Physicists find a small chance the spacefaring Tesla will slam into Earth or Venus

Do airbags work in space?

2 Likes

I’d like to think that, several million years from now it’s discovered by aliens (or more likely our effectively alien descendants), prompting a huge WTF.

3 Likes

Actually, the PPO is fine with it. Even a Mars orbiter (Cat. III mission) requires no decontamination if it has a better-than-99% probability of not hitting Mars in 20 years, and a better-than-95% probability in 50 years.

And Venus is a Cat. I mission by definition - no concern, no decontamination needed.

Every final booster stage from every Mars probe ever is in the same class as the Roadster (< 1 in 10000 chance of impact) - no decontamination needed.

And “second-stage rocket booster slams into Earth”? Yeah, that’s what most of 'em do. In fact, current space-debris policy requires deorbit of earth-orbiting boosters (“slamming them into Earth”) in 25 years or less.

The FH booster+Tesla is in solar orbit, not Earth orbit, so it’s not required to slam into Earth, but it would be No Big Deal if it did. Upper-stage rocket boosters “slam into Earth” all the time.

Basically, the booster+car has become a Near-Earth Object (NEO) of the Apollo class, but even then, it’s not big enough to be classified as a Potentially Hazardous Object (PHO).

(The Chelyabinsk meteor appears to have been an Apollo-class object, but it is estimated to have been about 20 meters in diameter, massing 12-13,000 metric tons (Mg). Also not big enough to be a PHO, but a heckuva lot larger than Starman.)

5 Likes

That’s what golf courses are for.

Big, yes. Empty? Not quite.

The Tesla shares the space between the orbits of Earth and Mars with at least 17,000 objects 1m or larger (est. based on brightness), the vast majority of which are waaaay bigger than the Tesla. (Those would be the Apollo, Aten, and Amor class asteroids. Plus a few other stray rocket boosters. Starman himself is an Apollo-class object.)

And that’s the ones we know of so far. More are being discovered every week as our surveys continue and improve.

(And there’s every reason to suppose that the smaller bits scale in the usual logarithmic fashion, becoming more and more numerous all the way down to dust grains - but we can’t see the less-than-1m objects because they’re not bright enough to visible to our (current!) instruments.)

And yeah, it’s a vast space, so the odds of colliding with anything substantial are still pretty low.

But empty, it’s not. (-:

The UV in unattenuated sunlight is pretty harsh, to be sure, but deep-space charged-particle radiation will do the worst damage. Metal and mineral glasses will survive, but all the organics - the paint polymers, the carbon-fiber panels, the rubber tires, all the plastics, even the suit fabrics - will be rapidly degraded by high-speed charged particles, both “cosmic rays” (interstellar charged particles) and the solar ‘wind’ (also made of charged particles.)

Deep space is a much fiercer environment than Low Earth Orbit. LEO is inside a friendly magnetic bubble. No such protection between here and Mars! (And Mars has no magnetic field to speak of.)

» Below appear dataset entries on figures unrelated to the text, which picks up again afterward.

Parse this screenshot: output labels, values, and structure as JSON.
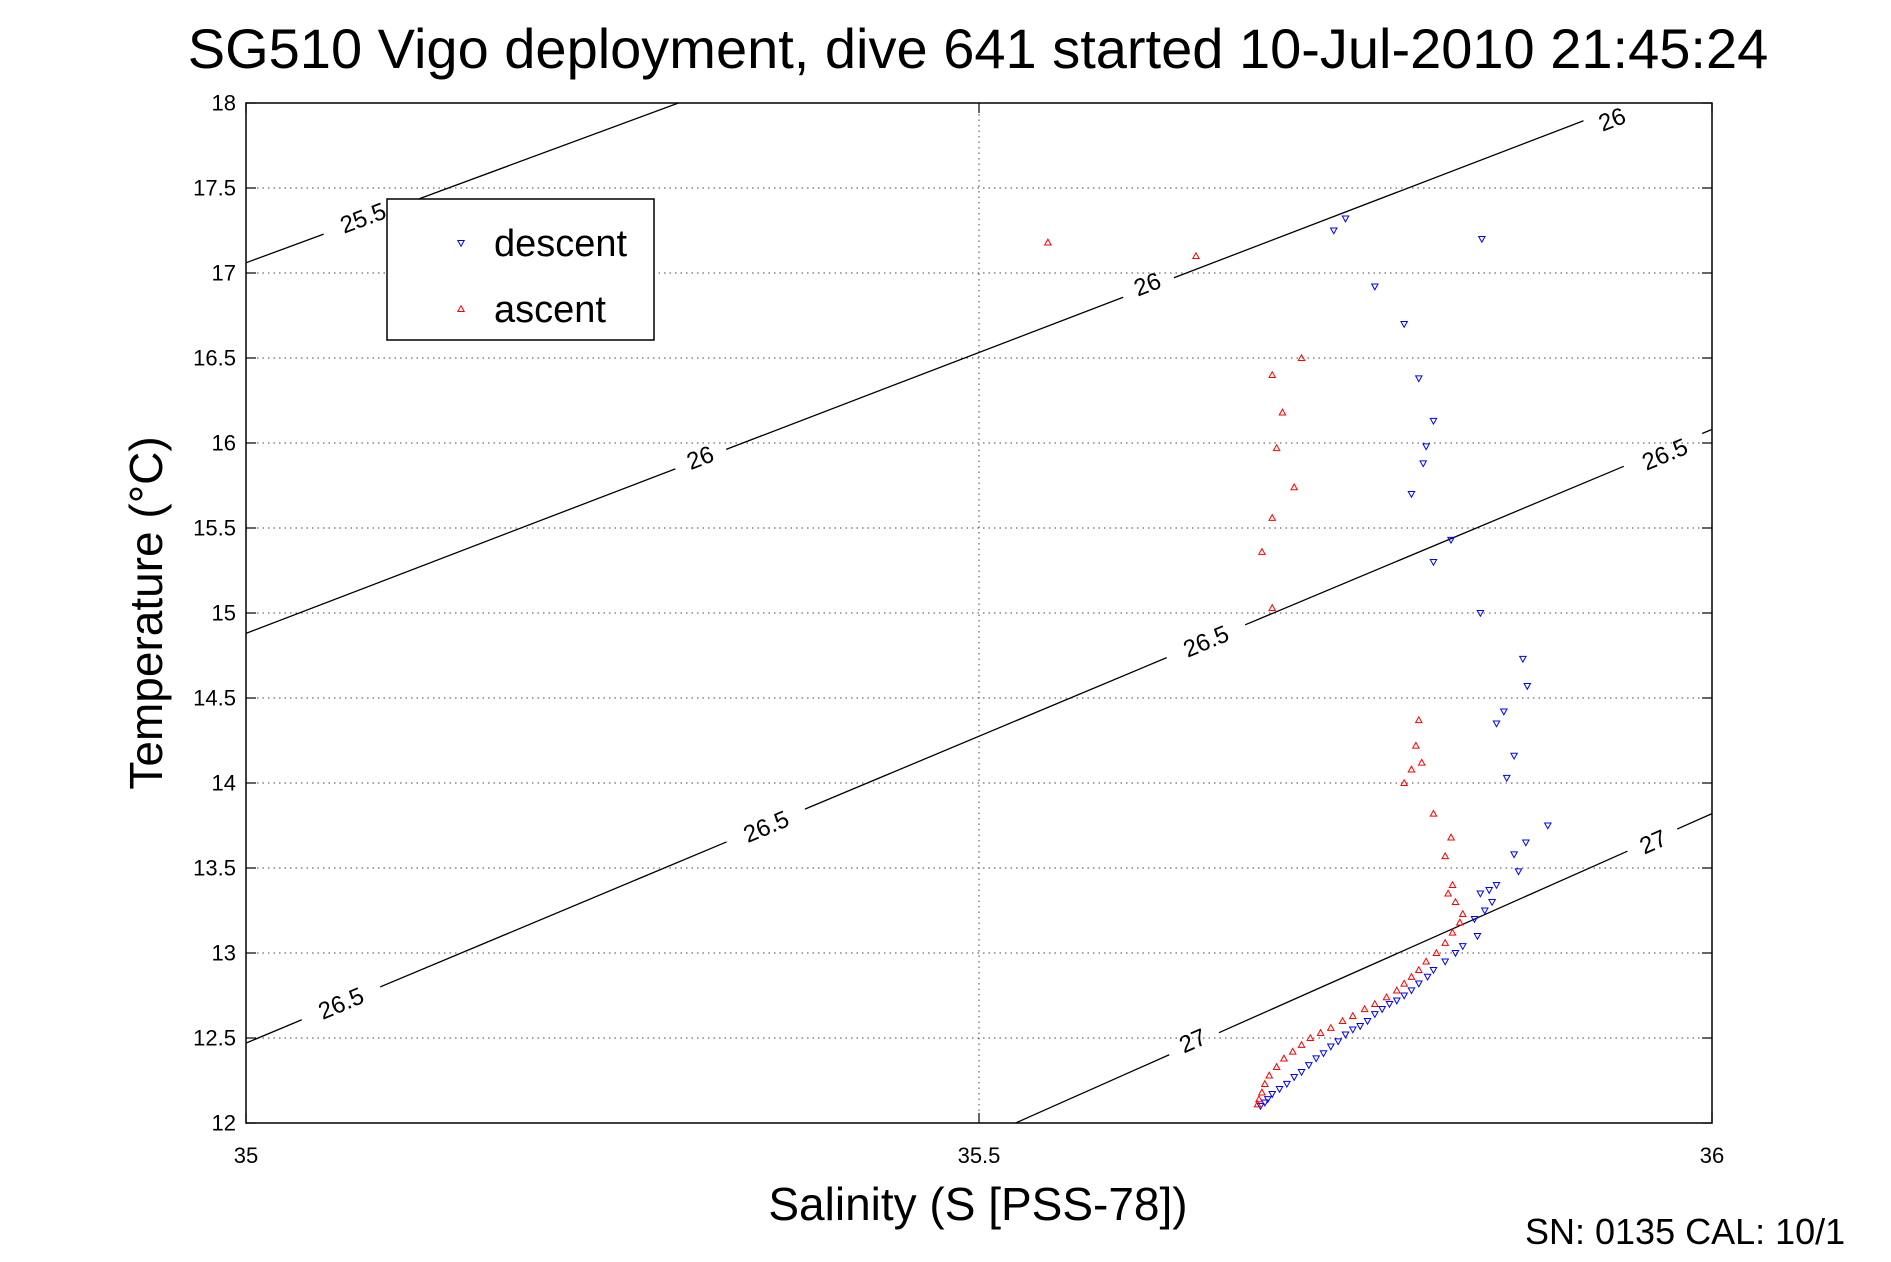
{
  "footer_text": "SN: 0135  CAL: 10/1",
  "chart_data": {
    "type": "scatter",
    "title": "SG510 Vigo deployment, dive 641 started 10-Jul-2010 21:45:24",
    "xlabel": "Salinity (S [PSS-78])",
    "ylabel": "Temperature (°C)",
    "xlim": [
      35,
      36
    ],
    "ylim": [
      12,
      18
    ],
    "x_ticks": [
      35,
      35.5,
      36
    ],
    "x_tick_labels": [
      "35",
      "35.5",
      "36"
    ],
    "y_ticks": [
      12,
      12.5,
      13,
      13.5,
      14,
      14.5,
      15,
      15.5,
      16,
      16.5,
      17,
      17.5,
      18
    ],
    "y_tick_labels": [
      "12",
      "12.5",
      "13",
      "13.5",
      "14",
      "14.5",
      "15",
      "15.5",
      "16",
      "16.5",
      "17",
      "17.5",
      "18"
    ],
    "grid": true,
    "legend": {
      "position": "top-left",
      "entries": [
        "descent",
        "ascent"
      ]
    },
    "series": [
      {
        "name": "descent",
        "marker": "triangle-down",
        "color": "#0000ff",
        "points": [
          [
            35.742,
            17.25
          ],
          [
            35.75,
            17.32
          ],
          [
            35.843,
            17.2
          ],
          [
            35.77,
            16.92
          ],
          [
            35.79,
            16.7
          ],
          [
            35.8,
            16.38
          ],
          [
            35.81,
            16.13
          ],
          [
            35.805,
            15.98
          ],
          [
            35.803,
            15.88
          ],
          [
            35.795,
            15.7
          ],
          [
            35.822,
            15.43
          ],
          [
            35.81,
            15.3
          ],
          [
            35.842,
            15.0
          ],
          [
            35.871,
            14.73
          ],
          [
            35.874,
            14.57
          ],
          [
            35.858,
            14.42
          ],
          [
            35.853,
            14.35
          ],
          [
            35.865,
            14.16
          ],
          [
            35.86,
            14.03
          ],
          [
            35.888,
            13.75
          ],
          [
            35.873,
            13.65
          ],
          [
            35.865,
            13.58
          ],
          [
            35.868,
            13.48
          ],
          [
            35.853,
            13.4
          ],
          [
            35.848,
            13.37
          ],
          [
            35.842,
            13.35
          ],
          [
            35.85,
            13.3
          ],
          [
            35.845,
            13.25
          ],
          [
            35.838,
            13.2
          ],
          [
            35.84,
            13.1
          ],
          [
            35.83,
            13.04
          ],
          [
            35.825,
            13.0
          ],
          [
            35.818,
            12.95
          ],
          [
            35.81,
            12.9
          ],
          [
            35.806,
            12.86
          ],
          [
            35.8,
            12.82
          ],
          [
            35.795,
            12.78
          ],
          [
            35.79,
            12.75
          ],
          [
            35.785,
            12.72
          ],
          [
            35.78,
            12.7
          ],
          [
            35.775,
            12.67
          ],
          [
            35.77,
            12.64
          ],
          [
            35.765,
            12.6
          ],
          [
            35.76,
            12.57
          ],
          [
            35.755,
            12.55
          ],
          [
            35.75,
            12.52
          ],
          [
            35.745,
            12.48
          ],
          [
            35.74,
            12.45
          ],
          [
            35.735,
            12.41
          ],
          [
            35.73,
            12.38
          ],
          [
            35.725,
            12.34
          ],
          [
            35.72,
            12.3
          ],
          [
            35.715,
            12.27
          ],
          [
            35.71,
            12.23
          ],
          [
            35.705,
            12.2
          ],
          [
            35.7,
            12.17
          ],
          [
            35.697,
            12.14
          ],
          [
            35.695,
            12.12
          ],
          [
            35.692,
            12.1
          ]
        ]
      },
      {
        "name": "ascent",
        "marker": "triangle-up",
        "color": "#ff0000",
        "points": [
          [
            35.547,
            17.18
          ],
          [
            35.648,
            17.1
          ],
          [
            35.72,
            16.5
          ],
          [
            35.7,
            16.4
          ],
          [
            35.707,
            16.18
          ],
          [
            35.703,
            15.97
          ],
          [
            35.715,
            15.74
          ],
          [
            35.7,
            15.56
          ],
          [
            35.693,
            15.36
          ],
          [
            35.7,
            15.03
          ],
          [
            35.8,
            14.37
          ],
          [
            35.798,
            14.22
          ],
          [
            35.802,
            14.12
          ],
          [
            35.795,
            14.08
          ],
          [
            35.79,
            14.0
          ],
          [
            35.81,
            13.82
          ],
          [
            35.822,
            13.68
          ],
          [
            35.818,
            13.57
          ],
          [
            35.823,
            13.4
          ],
          [
            35.82,
            13.35
          ],
          [
            35.825,
            13.3
          ],
          [
            35.83,
            13.23
          ],
          [
            35.828,
            13.18
          ],
          [
            35.823,
            13.12
          ],
          [
            35.818,
            13.06
          ],
          [
            35.812,
            13.0
          ],
          [
            35.805,
            12.95
          ],
          [
            35.8,
            12.9
          ],
          [
            35.795,
            12.86
          ],
          [
            35.79,
            12.82
          ],
          [
            35.785,
            12.78
          ],
          [
            35.778,
            12.74
          ],
          [
            35.77,
            12.7
          ],
          [
            35.763,
            12.67
          ],
          [
            35.755,
            12.63
          ],
          [
            35.748,
            12.6
          ],
          [
            35.74,
            12.56
          ],
          [
            35.733,
            12.53
          ],
          [
            35.726,
            12.5
          ],
          [
            35.72,
            12.46
          ],
          [
            35.714,
            12.42
          ],
          [
            35.708,
            12.38
          ],
          [
            35.703,
            12.33
          ],
          [
            35.698,
            12.28
          ],
          [
            35.695,
            12.23
          ],
          [
            35.693,
            12.18
          ],
          [
            35.691,
            12.14
          ],
          [
            35.69,
            12.11
          ]
        ]
      }
    ],
    "contours": [
      {
        "level": 25.5,
        "line": [
          [
            35,
            17.06
          ],
          [
            35.295,
            18
          ]
        ],
        "labels": [
          {
            "text": "25.5",
            "at": [
              35.08,
              17.32
            ]
          }
        ]
      },
      {
        "level": 26,
        "line": [
          [
            35,
            14.88
          ],
          [
            35.944,
            18
          ]
        ],
        "labels": [
          {
            "text": "26",
            "at": [
              35.31,
              15.91
            ]
          },
          {
            "text": "26",
            "at": [
              35.615,
              16.93
            ]
          },
          {
            "text": "26",
            "at": [
              35.932,
              17.9
            ]
          }
        ]
      },
      {
        "level": 26.5,
        "line": [
          [
            35,
            12.47
          ],
          [
            36,
            16.08
          ]
        ],
        "labels": [
          {
            "text": "26.5",
            "at": [
              35.065,
              12.7
            ]
          },
          {
            "text": "26.5",
            "at": [
              35.355,
              13.74
            ]
          },
          {
            "text": "26.5",
            "at": [
              35.655,
              14.83
            ]
          },
          {
            "text": "26.5",
            "at": [
              35.968,
              15.93
            ]
          }
        ]
      },
      {
        "level": 27,
        "line": [
          [
            35.525,
            12
          ],
          [
            36,
            13.82
          ]
        ],
        "labels": [
          {
            "text": "27",
            "at": [
              35.646,
              12.48
            ]
          },
          {
            "text": "27",
            "at": [
              35.96,
              13.65
            ]
          }
        ]
      }
    ]
  }
}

It’s a very kewl car, but it’s a lousy long-duration interplanetary spacecraft. (-:

2 Likes

Thanks for that! I figured it was probably fine for roughly those reasons, but can never resist a chance to mention one of the coolest-sounding titles around (up there with Supreme Allied Commander).

I’m sure that the safety officer signed off on the airbag charges being pulled before the car was loaded on the rocket.

Detonation due to takeoff vibration during launch or solar heating during the trip would not be good.

But will the “Enhanced Autopilot” warn several times before the car slams into a planet?

I don’t think that guy got to hear his “sonic booms”.

i’m sure they did other lame things as well, such as deactivating the cars motors and not launching an unconscious James Bond into solar orbit.

These rich-pants guys just have to leave some kind of mark. Jim Bezos is going to do an Anathem-style clock. (Thousander Math and nuclear dump optional.)


The millennium hand reaches 3000, the cuckoo is about to crow … and it’s destroyed by a glowing streak from the sky.

1 Like

This topic was automatically closed after 5 days. New replies are no longer allowed.